Mieux encore, la Cour des comptes a détecté certains achats du Siamu "effectués en dehors de toute procédure formalisée de marché public". Par exemple, le Siamu a acheté du carburant pour 1,36 million d’euros (de 2012 à 2015) auprès d’un même fournisseur et aucune pièce n’a pu être produite. Il en est de même pour la fourniture d’électricité et de gaz (2,5 millions d’euros pour la période étudiée). "Des services de télécommunications (375 000 euros) ont été acquis auprès de différents prestataires sans qu’une procédure de marché public n’ait été organisée." Idem pour les polices d’assurances du Siamu, des commandes du catering du mess de l’organisme, etc.

4. Pas de mise en concurrence

En principe, la mise en compétition des soumissionnaires est la règle. Mais pas au Siamu… "Une absence de concurrence a été relevée dans la passation de 60 marchés sur les 138 examinés, sans aucune justification valable pour 50 d’entre eux." L’achat de l’équipement des pompiers, du matériel roulant, du matériel de bureau, etc., viole généralement ce principe de saine gestion. Notamment grâce à la technique du "saucissonnage" des marchés, c’est-à-dire le fractionnement d’un même marché en une multitude de petits achats dont les montants sont dès lors en dessous des seuils pour une mise en concurrence formelle.
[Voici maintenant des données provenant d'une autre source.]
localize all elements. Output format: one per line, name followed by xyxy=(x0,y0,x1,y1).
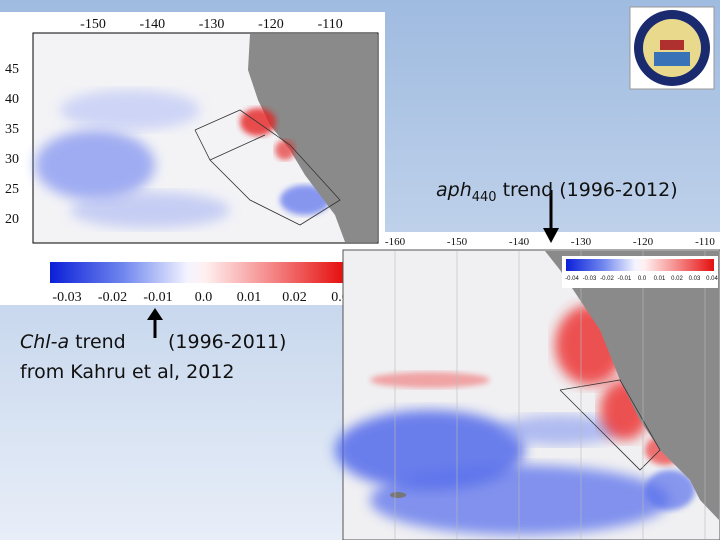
logo-ship xyxy=(660,40,684,50)
colorbar-label: 0.01 xyxy=(237,290,262,305)
colorbar-label: -0.03 xyxy=(583,276,597,282)
colorbar-label: -0.01 xyxy=(143,290,172,305)
island xyxy=(390,492,406,498)
lat-label: 25 xyxy=(5,182,19,197)
logo xyxy=(629,6,715,90)
trend-area xyxy=(370,465,670,535)
trend-area xyxy=(645,470,695,510)
colorbar-label: -0.02 xyxy=(600,276,614,282)
lat-label: 20 xyxy=(5,212,19,227)
colorbar-label: 0.03 xyxy=(689,276,701,282)
lon-label: -120 xyxy=(258,17,284,32)
lon-label: -110 xyxy=(695,236,715,248)
trend-area xyxy=(280,185,330,215)
land xyxy=(545,251,719,520)
colorbar xyxy=(566,259,714,271)
lon-label: -150 xyxy=(80,17,106,32)
lon-label: -150 xyxy=(447,236,468,248)
colorbar-label: -0.01 xyxy=(618,276,632,282)
caption-period: (1996-2011) xyxy=(168,331,286,353)
colorbar-label: 0.0 xyxy=(195,290,213,305)
lon-label: -140 xyxy=(139,17,165,32)
title-rest: trend (1996-2012) xyxy=(503,179,678,201)
trend-area xyxy=(70,192,230,228)
right-map: -160 -150 -140 -130 -120 -110 -0.04 -0.03 -0.02-… xyxy=(335,232,720,540)
colorbar-label: 0.0 xyxy=(638,276,647,282)
lon-label: -140 xyxy=(509,236,530,248)
trend-area xyxy=(500,415,620,445)
arrow-up xyxy=(147,308,163,338)
lat-label: 45 xyxy=(5,62,19,77)
lon-label: -130 xyxy=(571,236,592,248)
colorbar xyxy=(50,262,343,283)
caption-word: trend xyxy=(75,331,126,353)
variable: aph xyxy=(436,179,472,201)
logo-sea xyxy=(654,52,690,66)
region-outline xyxy=(559,379,661,471)
region-outline xyxy=(209,134,266,161)
colorbar-label: 0.01 xyxy=(654,276,666,282)
region-outline xyxy=(194,109,341,226)
lon-label: -120 xyxy=(633,236,654,248)
colorbar-label: 0.02 xyxy=(282,290,307,305)
arrow-down xyxy=(543,190,559,243)
lon-label: -160 xyxy=(385,236,406,248)
trend-area xyxy=(60,90,200,130)
right-title: aph440 trend (1996-2012) xyxy=(436,179,678,205)
variable: Chl-a xyxy=(20,331,69,353)
lat-label: 35 xyxy=(5,122,19,137)
lon-label: -110 xyxy=(318,17,343,32)
trend-area xyxy=(370,372,490,388)
land xyxy=(248,34,377,242)
left-map: -150 -140 -130 -120 -110 45 40 35 30 25 20 -0.03 -0.… xyxy=(0,12,385,305)
colorbar-label: -0.04 xyxy=(565,276,579,282)
colorbar-label: 0.02 xyxy=(671,276,683,282)
left-caption: Chl-a trend (1996-2011) xyxy=(20,331,286,353)
colorbar-label: -0.02 xyxy=(98,290,127,305)
subscript: 440 xyxy=(472,190,497,205)
colorbar-label: 0.04 xyxy=(706,276,718,282)
trend-area xyxy=(275,140,295,160)
left-source: from Kahru et al, 2012 xyxy=(20,361,235,383)
colorbar-label: -0.03 xyxy=(52,290,81,305)
trend-area xyxy=(35,130,155,200)
lat-label: 40 xyxy=(5,92,19,107)
lat-label: 30 xyxy=(5,152,19,167)
lon-label: -130 xyxy=(199,17,225,32)
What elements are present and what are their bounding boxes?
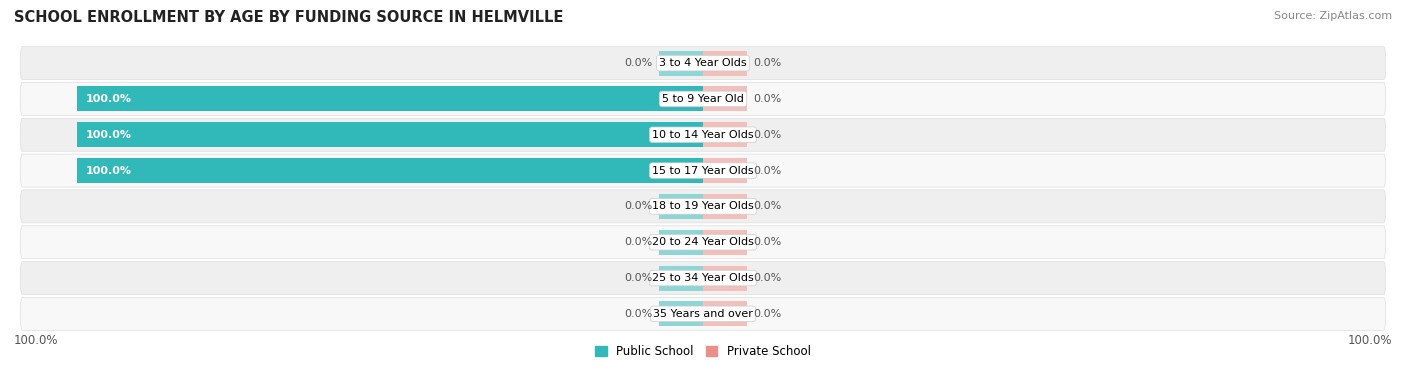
Text: 5 to 9 Year Old: 5 to 9 Year Old: [662, 94, 744, 104]
Bar: [77, 122, 703, 147]
Text: 100.0%: 100.0%: [86, 130, 132, 140]
Bar: [659, 265, 703, 291]
Bar: [659, 230, 703, 255]
Legend: Public School, Private School: Public School, Private School: [591, 341, 815, 363]
Bar: [703, 158, 747, 183]
FancyBboxPatch shape: [20, 47, 1386, 80]
Bar: [659, 51, 703, 76]
FancyBboxPatch shape: [20, 154, 1386, 187]
FancyBboxPatch shape: [20, 83, 1386, 115]
Bar: [77, 158, 703, 183]
Text: 0.0%: 0.0%: [754, 273, 782, 283]
Text: 0.0%: 0.0%: [624, 309, 652, 319]
Bar: [659, 194, 703, 219]
Text: 3 to 4 Year Olds: 3 to 4 Year Olds: [659, 58, 747, 68]
Bar: [703, 230, 747, 255]
Text: 0.0%: 0.0%: [754, 94, 782, 104]
FancyBboxPatch shape: [20, 118, 1386, 151]
Text: 0.0%: 0.0%: [754, 237, 782, 247]
Text: 0.0%: 0.0%: [754, 58, 782, 68]
Bar: [703, 265, 747, 291]
Text: 25 to 34 Year Olds: 25 to 34 Year Olds: [652, 273, 754, 283]
Text: 0.0%: 0.0%: [624, 58, 652, 68]
FancyBboxPatch shape: [20, 262, 1386, 294]
Text: 100.0%: 100.0%: [86, 94, 132, 104]
FancyBboxPatch shape: [20, 226, 1386, 259]
Bar: [703, 51, 747, 76]
Text: 18 to 19 Year Olds: 18 to 19 Year Olds: [652, 201, 754, 211]
Text: 100.0%: 100.0%: [14, 334, 59, 346]
Text: 0.0%: 0.0%: [754, 130, 782, 140]
Bar: [659, 301, 703, 326]
Text: 20 to 24 Year Olds: 20 to 24 Year Olds: [652, 237, 754, 247]
Text: 0.0%: 0.0%: [754, 309, 782, 319]
Bar: [703, 86, 747, 112]
Text: 15 to 17 Year Olds: 15 to 17 Year Olds: [652, 166, 754, 176]
Text: Source: ZipAtlas.com: Source: ZipAtlas.com: [1274, 11, 1392, 21]
Text: SCHOOL ENROLLMENT BY AGE BY FUNDING SOURCE IN HELMVILLE: SCHOOL ENROLLMENT BY AGE BY FUNDING SOUR…: [14, 10, 564, 25]
Text: 0.0%: 0.0%: [754, 166, 782, 176]
Text: 100.0%: 100.0%: [1347, 334, 1392, 346]
Text: 100.0%: 100.0%: [86, 166, 132, 176]
Text: 0.0%: 0.0%: [624, 273, 652, 283]
FancyBboxPatch shape: [20, 190, 1386, 223]
Text: 0.0%: 0.0%: [624, 237, 652, 247]
FancyBboxPatch shape: [20, 297, 1386, 330]
Text: 35 Years and over: 35 Years and over: [652, 309, 754, 319]
Text: 0.0%: 0.0%: [624, 201, 652, 211]
Bar: [77, 86, 703, 112]
Bar: [703, 301, 747, 326]
Bar: [703, 194, 747, 219]
Text: 0.0%: 0.0%: [754, 201, 782, 211]
Bar: [703, 122, 747, 147]
Text: 10 to 14 Year Olds: 10 to 14 Year Olds: [652, 130, 754, 140]
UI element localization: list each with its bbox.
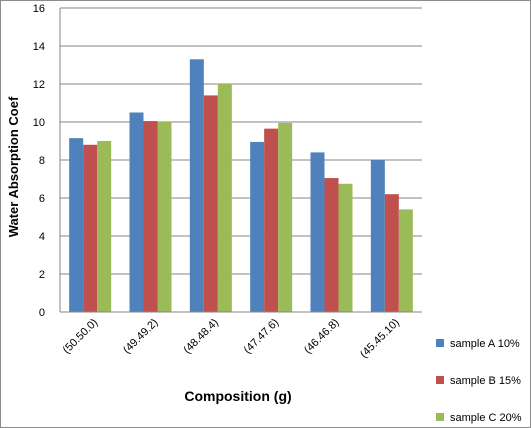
bar-2-6 bbox=[384, 194, 399, 312]
legend: sample A 10% sample B 15% sample C 20% bbox=[436, 338, 522, 424]
x-tick-label: (48.48.4) bbox=[181, 317, 221, 357]
legend-label: sample C 20% bbox=[450, 412, 522, 424]
x-tick-labels: (50.50.0) (49.49.2) (48.48.4) (47.47.6) (46.… bbox=[61, 317, 402, 361]
bar-3-3 bbox=[217, 84, 232, 312]
x-tick-label: (47.47.6) bbox=[242, 317, 282, 357]
y-tick-label: 0 bbox=[39, 307, 45, 319]
bar-2-2 bbox=[143, 121, 158, 312]
x-tick-label: (45.45.10) bbox=[358, 317, 402, 361]
y-tick-label: 14 bbox=[33, 41, 45, 53]
axes bbox=[59, 8, 422, 313]
bar-1-5 bbox=[310, 152, 325, 312]
bar-3-4 bbox=[278, 122, 293, 312]
bar-1-3 bbox=[189, 59, 204, 312]
y-tick-label: 12 bbox=[33, 79, 45, 91]
y-tick-label: 4 bbox=[39, 231, 45, 243]
legend-label: sample B 15% bbox=[450, 375, 521, 387]
bar-1-1 bbox=[69, 138, 84, 312]
legend-swatch bbox=[436, 339, 444, 347]
bar-3-5 bbox=[338, 183, 353, 312]
bar-1-4 bbox=[250, 141, 265, 312]
x-tick-label: (49.49.2) bbox=[121, 317, 161, 357]
x-axis-title: Composition (g) bbox=[184, 388, 291, 404]
bar-1-6 bbox=[370, 160, 385, 312]
y-tick-label: 8 bbox=[39, 155, 45, 167]
y-axis-title: Water Absorption Coef bbox=[6, 96, 21, 237]
y-tick-label: 16 bbox=[33, 3, 45, 15]
bar-2-5 bbox=[324, 178, 339, 312]
x-tick-label: (50.50.0) bbox=[61, 317, 101, 357]
bar-2-4 bbox=[264, 128, 279, 312]
bar-1-2 bbox=[129, 112, 144, 312]
bar-2-1 bbox=[83, 144, 98, 312]
y-tick-label: 6 bbox=[39, 193, 45, 205]
x-tick-label: (46.46.8) bbox=[302, 317, 342, 357]
legend-label: sample A 10% bbox=[450, 338, 520, 350]
legend-swatch bbox=[436, 376, 444, 384]
gridlines bbox=[60, 7, 422, 275]
y-tick-labels: 0 2 4 6 8 10 12 14 16 bbox=[33, 3, 45, 319]
legend-swatch bbox=[436, 413, 444, 421]
bar-3-1 bbox=[97, 141, 112, 312]
bar-3-6 bbox=[398, 209, 413, 312]
y-tick-label: 10 bbox=[33, 117, 45, 129]
bar-3-2 bbox=[157, 122, 172, 312]
bar-2-3 bbox=[203, 95, 218, 313]
y-tick-label: 2 bbox=[39, 269, 45, 281]
bars bbox=[69, 59, 413, 313]
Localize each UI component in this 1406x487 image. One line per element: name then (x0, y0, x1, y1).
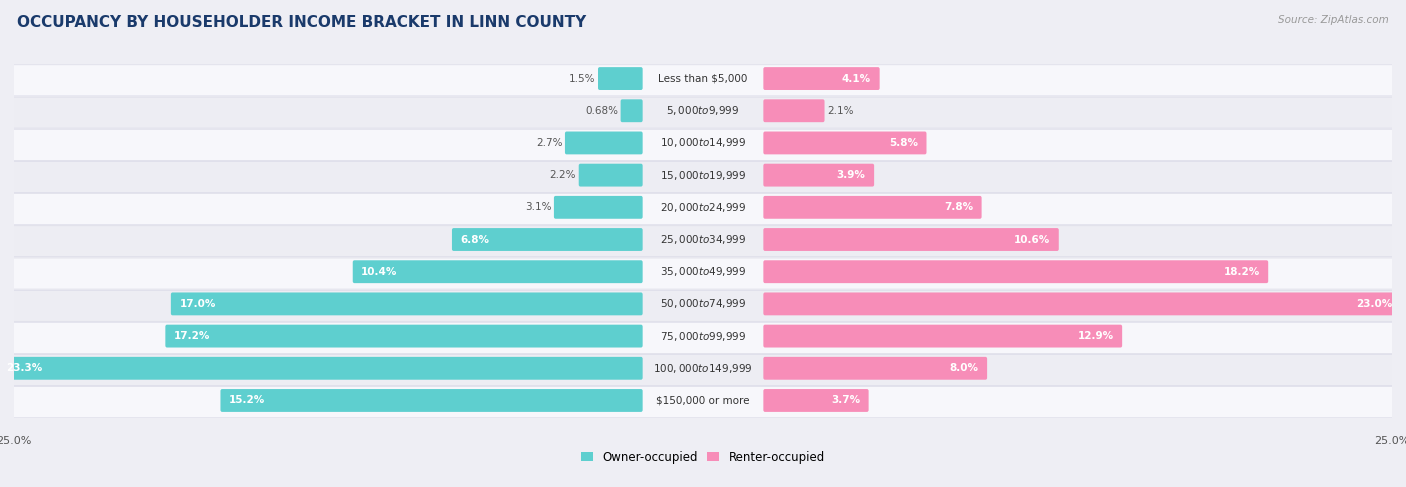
FancyBboxPatch shape (763, 131, 927, 154)
Text: Source: ZipAtlas.com: Source: ZipAtlas.com (1278, 15, 1389, 25)
Text: 6.8%: 6.8% (461, 235, 489, 244)
Text: $5,000 to $9,999: $5,000 to $9,999 (666, 104, 740, 117)
FancyBboxPatch shape (7, 355, 1399, 386)
FancyBboxPatch shape (172, 293, 643, 315)
Text: OCCUPANCY BY HOUSEHOLDER INCOME BRACKET IN LINN COUNTY: OCCUPANCY BY HOUSEHOLDER INCOME BRACKET … (17, 15, 586, 30)
Text: 3.1%: 3.1% (524, 202, 551, 212)
FancyBboxPatch shape (7, 322, 1399, 354)
Text: 18.2%: 18.2% (1223, 267, 1260, 277)
FancyBboxPatch shape (554, 196, 643, 219)
Text: $50,000 to $74,999: $50,000 to $74,999 (659, 298, 747, 310)
FancyBboxPatch shape (763, 164, 875, 187)
Text: 4.1%: 4.1% (842, 74, 872, 84)
Text: 1.5%: 1.5% (569, 74, 596, 84)
Text: $10,000 to $14,999: $10,000 to $14,999 (659, 136, 747, 150)
FancyBboxPatch shape (451, 228, 643, 251)
FancyBboxPatch shape (620, 99, 643, 122)
FancyBboxPatch shape (598, 67, 643, 90)
Text: Less than $5,000: Less than $5,000 (658, 74, 748, 84)
FancyBboxPatch shape (565, 131, 643, 154)
Text: 10.6%: 10.6% (1014, 235, 1050, 244)
FancyBboxPatch shape (763, 325, 1122, 348)
Text: 15.2%: 15.2% (229, 395, 266, 406)
Text: 12.9%: 12.9% (1077, 331, 1114, 341)
Text: $20,000 to $24,999: $20,000 to $24,999 (659, 201, 747, 214)
FancyBboxPatch shape (7, 65, 1399, 96)
Text: 17.0%: 17.0% (180, 299, 215, 309)
FancyBboxPatch shape (7, 162, 1399, 192)
FancyBboxPatch shape (7, 194, 1399, 225)
FancyBboxPatch shape (763, 67, 880, 90)
FancyBboxPatch shape (7, 226, 1399, 257)
FancyBboxPatch shape (579, 164, 643, 187)
Legend: Owner-occupied, Renter-occupied: Owner-occupied, Renter-occupied (576, 446, 830, 468)
FancyBboxPatch shape (763, 260, 1268, 283)
Text: 23.3%: 23.3% (6, 363, 42, 373)
Text: $15,000 to $19,999: $15,000 to $19,999 (659, 169, 747, 182)
FancyBboxPatch shape (763, 293, 1400, 315)
FancyBboxPatch shape (763, 99, 824, 122)
FancyBboxPatch shape (7, 258, 1399, 289)
Text: 10.4%: 10.4% (361, 267, 398, 277)
FancyBboxPatch shape (763, 389, 869, 412)
Text: $25,000 to $34,999: $25,000 to $34,999 (659, 233, 747, 246)
FancyBboxPatch shape (7, 129, 1399, 160)
Text: 2.1%: 2.1% (827, 106, 853, 116)
Text: $100,000 to $149,999: $100,000 to $149,999 (654, 362, 752, 375)
FancyBboxPatch shape (763, 357, 987, 380)
Text: $75,000 to $99,999: $75,000 to $99,999 (659, 330, 747, 342)
Text: 25.0%: 25.0% (0, 436, 32, 446)
FancyBboxPatch shape (763, 196, 981, 219)
Text: 8.0%: 8.0% (949, 363, 979, 373)
FancyBboxPatch shape (763, 228, 1059, 251)
FancyBboxPatch shape (353, 260, 643, 283)
FancyBboxPatch shape (0, 357, 643, 380)
Text: 23.0%: 23.0% (1355, 299, 1392, 309)
Text: 17.2%: 17.2% (174, 331, 211, 341)
Text: 5.8%: 5.8% (889, 138, 918, 148)
FancyBboxPatch shape (221, 389, 643, 412)
FancyBboxPatch shape (7, 290, 1399, 321)
Text: 0.68%: 0.68% (585, 106, 619, 116)
Text: 25.0%: 25.0% (1374, 436, 1406, 446)
Text: 3.7%: 3.7% (831, 395, 860, 406)
Text: $150,000 or more: $150,000 or more (657, 395, 749, 406)
FancyBboxPatch shape (7, 387, 1399, 418)
FancyBboxPatch shape (7, 97, 1399, 128)
Text: 2.2%: 2.2% (550, 170, 576, 180)
Text: 3.9%: 3.9% (837, 170, 866, 180)
Text: 2.7%: 2.7% (536, 138, 562, 148)
Text: $35,000 to $49,999: $35,000 to $49,999 (659, 265, 747, 278)
FancyBboxPatch shape (166, 325, 643, 348)
Text: 7.8%: 7.8% (943, 202, 973, 212)
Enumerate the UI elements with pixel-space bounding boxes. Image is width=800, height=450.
5. Pas de motivation adéquate des décisions

Une fois le marché attribué, il faut justifier le choix d’une offre plutôt que d’une autre. Ici aussi, le Siamu déraille… En ce qui concerne l’achat de cagoules d’intervention, de 200 salopettes, de chaises de bureau, de la literie, du linge de toilette, de 18 ambulances, etc., rien dans les dossiers ne permet de comprendre objectivement pourquoi telle entreprise a été préférée aux autres.

Nous avons contacté mardi la direction opérationnelle du Siamu pour recueillir son point de vue. Elle nous a renvoyés à la direction administrative, qui ne semblait pas joignable. Au cabinet de Cécile Jodogne (Défi), la secrétaire d’Etat bruxelloise responsable du Siamu, on rappelle qu’une réforme profonde du Siamu entrera en vigueur début 2018. Elle permettra notamment un contrôle accru des dossiers financiers.